La moyenne d’âge des travailleurs en question est de 27 ans. La plupart sont scolarisés et même titulaires d’un baccalauréat. Ils sont détenteurs d’un permis de travail fermé, donc liés à un seul employeur au Canada.
« Beaucoup d’entre eux aimeraient changer de travail, mais veulent rester dans Charlevoix. Ils aiment les valeurs québécoises », confirme Mme Vivar.
Elle espère que la prise de conscience actuelle mettra de la pression sur le syndicat des travailleurs, qui est légalement responsable de traiter leurs plaintes et revendications.

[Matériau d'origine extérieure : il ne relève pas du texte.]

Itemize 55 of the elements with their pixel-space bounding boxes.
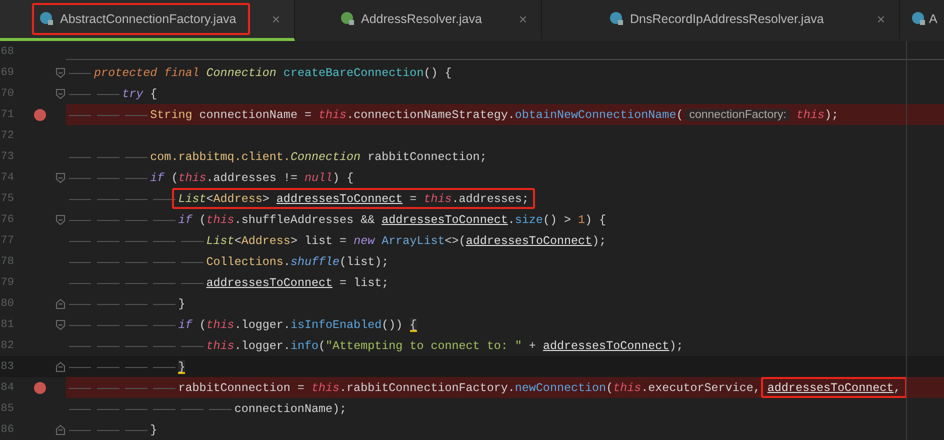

« Notre travail a la même valeur que celui des autres, nous travaillons souvent plus que les autres. Nous exigeons que la loi soit appliquée, nous exigeons un traitement digne », de conclure Eduardo*.
Club Med se défend
Au moment d’écrire ces lignes, Club Med Québec Charlevoix n’avait pas commenté nos informations.
Le vice-président des opérations en Amérique du Nord, Olivier Rozier, a toutefois affirmé à Radio-Canada que « la nationalité des employés ne teinte pas leur salaire » et que « chacun est libre de faire des heures supplémentaires ».
Il a également mentionné que « le Club Med travaille actuellement avec le syndicat qui représente les employés et un cabinet extérieur afin d’évacuer tout sujet et situation de discrimination salariale. »
*Ces noms ont été changés pour protéger l’identité des personnes ayant témoigné.